Notes from a Festival Programmer: 60 Seconds Or Less, That's What You're Competing Against

Sixty seconds or less. There are so many good films capturing my attention in that amount of time this year. As a filmmaker, this is what you are up against. There is no "wait till you get to the good part." There is no waiting for Act II to kick in. As a filmmaker who is submitting to festivals, or will be submitting to festivals, you must keep in mind that your film is not existing in a void. If your film doesn't grab us till ten, twenty, thirty minutes in, and the ones before did it from the jump, which ones will we gravitate to most?

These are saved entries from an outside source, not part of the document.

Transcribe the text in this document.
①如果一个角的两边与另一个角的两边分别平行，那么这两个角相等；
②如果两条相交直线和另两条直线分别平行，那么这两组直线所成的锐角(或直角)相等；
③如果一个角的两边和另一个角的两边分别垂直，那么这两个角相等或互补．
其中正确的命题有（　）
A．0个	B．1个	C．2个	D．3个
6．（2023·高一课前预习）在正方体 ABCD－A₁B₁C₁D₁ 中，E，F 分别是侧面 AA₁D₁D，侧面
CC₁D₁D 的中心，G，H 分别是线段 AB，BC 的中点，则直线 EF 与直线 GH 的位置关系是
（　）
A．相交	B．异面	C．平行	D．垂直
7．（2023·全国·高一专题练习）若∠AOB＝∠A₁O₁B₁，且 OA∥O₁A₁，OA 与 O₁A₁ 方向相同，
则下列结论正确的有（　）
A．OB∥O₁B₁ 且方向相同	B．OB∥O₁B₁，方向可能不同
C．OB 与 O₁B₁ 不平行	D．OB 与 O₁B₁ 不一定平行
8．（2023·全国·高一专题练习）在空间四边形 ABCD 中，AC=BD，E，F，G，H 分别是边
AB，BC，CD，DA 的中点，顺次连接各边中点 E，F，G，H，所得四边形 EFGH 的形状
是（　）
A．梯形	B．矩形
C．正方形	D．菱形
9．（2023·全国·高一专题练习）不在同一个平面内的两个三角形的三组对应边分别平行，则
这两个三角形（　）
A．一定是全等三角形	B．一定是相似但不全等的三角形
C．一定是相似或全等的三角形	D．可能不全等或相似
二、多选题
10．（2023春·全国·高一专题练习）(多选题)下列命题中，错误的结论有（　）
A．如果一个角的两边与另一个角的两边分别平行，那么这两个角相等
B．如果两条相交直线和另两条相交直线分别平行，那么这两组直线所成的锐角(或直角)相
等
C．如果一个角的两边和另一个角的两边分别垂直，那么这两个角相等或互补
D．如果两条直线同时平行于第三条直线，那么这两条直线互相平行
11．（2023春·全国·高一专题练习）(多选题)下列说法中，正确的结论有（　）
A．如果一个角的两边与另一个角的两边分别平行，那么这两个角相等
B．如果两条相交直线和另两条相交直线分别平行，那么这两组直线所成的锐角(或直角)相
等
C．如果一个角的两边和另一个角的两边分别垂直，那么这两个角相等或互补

If you're worried that this means you can't have a film that is more meditative and takes its time, fret not. A few of the films I've seen have fallen into this "category"* and they're still captivating. One film I'm really digging so far has a ten minute long, dialogue free scene, with no other characters but the main one.

So what has that 60 seconds entailed?

For me so far, it's ranged from a series of beautifully composed shots, to an opening joke that made me choke on my drink, to a character introducing herself with some misleading dialogue, to a high energy action sequence. Will these films all get in?

Not sure yet. There are still so many more films to consider, however, they are the ones that I easily remember without having to refer to any of my notes. More importantly, I instantly remember why.

 

*Every year there are several filmmakers who email us asking if we take "slow, thoughtful" films. Their impression is that festivals don't program them much. One, they really haven't been to enough festivals, because "slow, thoughtful" films are selected all the time. Two, programmers may love those films, that doesn't mean their audiences do, nor does it mean those audiences still aren't adventurous. Festivals still have to put butts in seats and serve their audiences and not just dictate to them. Three, harsh reality here, if you're a filmmaker that describes your film as such, and your film has been rejected time and time again and hasn't been accepted into any festivals, it probably means your film is not slow, it's boring. Four, the issue with some "slow and thoughtful" films is that they're the intellectual flipside of the action blow 'em up coin. Just as we've seen the drug deal gone wrong movie a thousand times, we've also seen the contemplative movie in which a character wanders the Earth learning lessons a thousand times. However, when we see someone with a fresh take, we will take notice and maybe even fist pump (yes, I've done that, several times this year in fact) and nearly shit our pants because we enjoyed the film so much.